Лузгин отнюдь не осмелел, он просто растерялся и сам не понял, как достал из кармана сигареты и прикурил, и вдруг увидел, что и Гарибов закуривает. Он присмотрелся: пачка была незнакомой, с арабскими буквами. Лузгин поискал глазами пепельницу. Гарибов прикурил от спички и бросил ее на пол. Да пошло оно все, решил Лузгин, и затянулся.
— И все-таки ответьте: кто ваш враг?
— Вот ты мой враг, — сказал Гарибов.
— Я не убивал ваших детей. Я вообще никого не убивал. Я — журналист.
— Ну да, ты на кухне сидел, — усмехнулся Гарибов. — Я не виню солдат — им приказали. Мы убиваем их в честном бою. Убийцу мы казнили. Ты видел. Но ты хуже, чем просто убийца. Ты сеешь ложь, ты убиваешь души. Ты посмотри, во что вы превратили свой народ. Вы не мужчины. Ваши женщины командуют вами, ваши дети плюют на вас, ваши старики умирают в одиночестве и нищете.
— А ваши старики? — спросил Лузгин.
— Наши старики умирают от голода, потому что нам нечего дать им. Вы нас ограбили, вы отняли у нас все, кроме веры. Америка и евреи ограбили весь мир. А вы, русские, продались Америке и евреям. За грязный доллар вы отдали им свою землю. Вы не достойны жить на этой земле. Во имя Аллаха мы эту ошибку исправим.
— Слишком просто у вас получается, — сказал Лузгин, пытаясь поймать взгляд Гарибова. — Мир гораздо сложнее, чем вам представляется.

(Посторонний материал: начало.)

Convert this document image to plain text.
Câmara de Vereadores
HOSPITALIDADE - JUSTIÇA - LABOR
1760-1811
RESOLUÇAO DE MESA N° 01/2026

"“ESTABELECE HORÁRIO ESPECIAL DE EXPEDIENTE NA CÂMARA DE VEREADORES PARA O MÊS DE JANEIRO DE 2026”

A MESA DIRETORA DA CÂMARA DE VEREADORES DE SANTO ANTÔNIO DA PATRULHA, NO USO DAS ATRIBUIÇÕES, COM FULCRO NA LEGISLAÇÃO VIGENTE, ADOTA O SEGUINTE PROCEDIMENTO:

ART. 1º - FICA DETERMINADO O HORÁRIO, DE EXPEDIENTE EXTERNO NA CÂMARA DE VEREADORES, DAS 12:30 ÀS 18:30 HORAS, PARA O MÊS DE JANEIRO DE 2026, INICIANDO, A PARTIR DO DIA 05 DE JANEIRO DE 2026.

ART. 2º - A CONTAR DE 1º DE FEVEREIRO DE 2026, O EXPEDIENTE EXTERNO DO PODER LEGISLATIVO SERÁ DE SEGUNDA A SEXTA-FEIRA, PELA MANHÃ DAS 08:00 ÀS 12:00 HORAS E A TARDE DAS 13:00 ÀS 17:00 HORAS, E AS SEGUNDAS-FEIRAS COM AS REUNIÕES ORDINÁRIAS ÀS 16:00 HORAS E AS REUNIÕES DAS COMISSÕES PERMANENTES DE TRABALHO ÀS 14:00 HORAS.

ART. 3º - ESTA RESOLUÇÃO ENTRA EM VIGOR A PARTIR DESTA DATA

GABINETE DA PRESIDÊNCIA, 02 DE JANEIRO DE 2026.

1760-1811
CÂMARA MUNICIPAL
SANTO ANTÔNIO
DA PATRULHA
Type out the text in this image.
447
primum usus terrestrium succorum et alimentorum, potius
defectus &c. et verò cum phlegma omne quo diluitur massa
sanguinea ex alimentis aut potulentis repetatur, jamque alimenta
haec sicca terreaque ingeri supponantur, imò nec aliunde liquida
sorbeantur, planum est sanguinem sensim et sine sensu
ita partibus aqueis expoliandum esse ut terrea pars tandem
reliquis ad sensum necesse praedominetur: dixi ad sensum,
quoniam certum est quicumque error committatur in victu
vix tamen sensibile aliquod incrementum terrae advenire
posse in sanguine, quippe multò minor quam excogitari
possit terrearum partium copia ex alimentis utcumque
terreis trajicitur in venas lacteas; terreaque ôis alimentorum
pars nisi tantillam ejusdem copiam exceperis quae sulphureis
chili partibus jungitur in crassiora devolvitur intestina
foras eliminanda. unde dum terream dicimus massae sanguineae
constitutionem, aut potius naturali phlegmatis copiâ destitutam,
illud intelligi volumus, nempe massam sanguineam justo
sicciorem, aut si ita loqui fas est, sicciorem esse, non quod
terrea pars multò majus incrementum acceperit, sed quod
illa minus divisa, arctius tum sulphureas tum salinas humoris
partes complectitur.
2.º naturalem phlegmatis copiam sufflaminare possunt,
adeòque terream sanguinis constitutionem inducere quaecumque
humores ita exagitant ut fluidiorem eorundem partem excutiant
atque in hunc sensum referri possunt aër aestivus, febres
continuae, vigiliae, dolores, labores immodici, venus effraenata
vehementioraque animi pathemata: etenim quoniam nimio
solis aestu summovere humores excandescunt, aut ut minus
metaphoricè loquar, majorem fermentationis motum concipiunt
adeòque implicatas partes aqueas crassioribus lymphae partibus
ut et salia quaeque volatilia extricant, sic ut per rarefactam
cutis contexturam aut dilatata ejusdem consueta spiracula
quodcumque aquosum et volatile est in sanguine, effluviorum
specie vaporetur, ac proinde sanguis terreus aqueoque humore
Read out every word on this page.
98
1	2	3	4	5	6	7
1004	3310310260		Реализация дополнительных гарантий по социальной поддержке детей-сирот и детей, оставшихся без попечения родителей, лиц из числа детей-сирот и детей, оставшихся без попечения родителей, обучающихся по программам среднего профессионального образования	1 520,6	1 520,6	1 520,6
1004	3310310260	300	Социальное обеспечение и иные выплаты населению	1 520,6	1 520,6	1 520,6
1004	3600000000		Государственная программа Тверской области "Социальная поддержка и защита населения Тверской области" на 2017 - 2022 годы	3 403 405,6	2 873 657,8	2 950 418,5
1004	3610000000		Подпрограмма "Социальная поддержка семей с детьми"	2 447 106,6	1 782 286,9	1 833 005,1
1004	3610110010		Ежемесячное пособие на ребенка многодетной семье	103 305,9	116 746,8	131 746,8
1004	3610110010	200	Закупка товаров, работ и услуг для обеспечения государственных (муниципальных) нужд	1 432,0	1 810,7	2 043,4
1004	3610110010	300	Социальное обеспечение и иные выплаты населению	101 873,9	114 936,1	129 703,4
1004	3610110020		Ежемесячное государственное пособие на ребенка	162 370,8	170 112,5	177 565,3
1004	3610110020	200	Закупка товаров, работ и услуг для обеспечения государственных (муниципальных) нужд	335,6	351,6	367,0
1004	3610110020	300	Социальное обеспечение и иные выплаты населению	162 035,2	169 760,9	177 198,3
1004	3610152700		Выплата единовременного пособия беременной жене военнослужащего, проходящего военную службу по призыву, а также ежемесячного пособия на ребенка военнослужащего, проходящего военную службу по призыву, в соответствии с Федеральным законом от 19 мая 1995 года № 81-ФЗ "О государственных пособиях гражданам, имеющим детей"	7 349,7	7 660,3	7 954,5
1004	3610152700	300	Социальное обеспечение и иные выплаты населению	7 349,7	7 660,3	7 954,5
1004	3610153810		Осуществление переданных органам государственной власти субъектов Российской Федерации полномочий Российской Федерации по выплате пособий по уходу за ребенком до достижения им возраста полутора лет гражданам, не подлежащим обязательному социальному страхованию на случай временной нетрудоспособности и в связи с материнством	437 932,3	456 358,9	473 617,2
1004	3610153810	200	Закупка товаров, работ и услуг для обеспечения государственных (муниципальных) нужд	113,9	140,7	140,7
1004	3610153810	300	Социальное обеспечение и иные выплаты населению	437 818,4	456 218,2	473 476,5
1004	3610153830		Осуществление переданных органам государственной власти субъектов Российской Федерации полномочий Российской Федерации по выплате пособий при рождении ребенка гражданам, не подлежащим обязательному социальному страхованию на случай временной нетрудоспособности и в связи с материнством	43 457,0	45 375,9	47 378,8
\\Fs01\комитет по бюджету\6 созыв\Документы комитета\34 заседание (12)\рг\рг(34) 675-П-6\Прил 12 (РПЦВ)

— Вы запутались, вы погрязли во лжи. — В глазах Гарибова ему почудилась легкая тень сожаления. — Ты забыл, что Америка сделала с нами? Разве ты не смотрел по телевизору, как она убивала мой народ? Где была твоя презренная страна? Перед кем она упала на колени? Вы так и не поняли, что мир отныне и навсегда разделился на две части. На тех, у кого есть вера, и на тех, у кого веры нет. И те, у кого веры нет, умоются своей собачьей кровью. Человек без веры — грязная собака. Вот если бы на вас напали бешеные собаки, разве вы, русские, не стали бы их убивать?
— Выходит, я для вас — собака.
— Ты хуже, чем собака, — спокойно произнес Гарибов.
— У собаки нет выбора, она собакой родилась. У тебя выбор был, но ты не захотел увидеть свет.
— Но разве веру утверждают автоматом?
— Глупец, — сказал Гарибов, роняя пепел под ноги. — Автомат — это метла в руках познавших истину. Аллах суров, но справедлив. Мир очистится. Мы исправим ошибку. Велик Аллах, и хвала исламу. Я закончил.
— Еще вопрос, — сказал Лузгин.
Гарибов взглянул на него оценивающе и согласился:
— Давай.
— Вы совершенно отрицаете так называемую западную цивилизацию? Два мира, ваш и наш, не могут соседствовать? Что, место на земле есть только одному? Вы так считаете?
— Ты задал три вопроса. — Гарибов показал на пальцах. — А главный так и не сумел задать. Ты слеп и глух. Главный вопрос я тебе сам подскажу. Ваш мир живет лишь для того, чтобы набивать свое брюхо, набивать свой карман, тешить свою грязную плоть. А человек веры каждый свой миг, каждый час, каждый день посвящает тому, чтобы приблизиться к Аллаху и войти в его врата. В нашей жизни есть смысл. В вашей — нет. Мы не боимся смерти. Вы боитесь.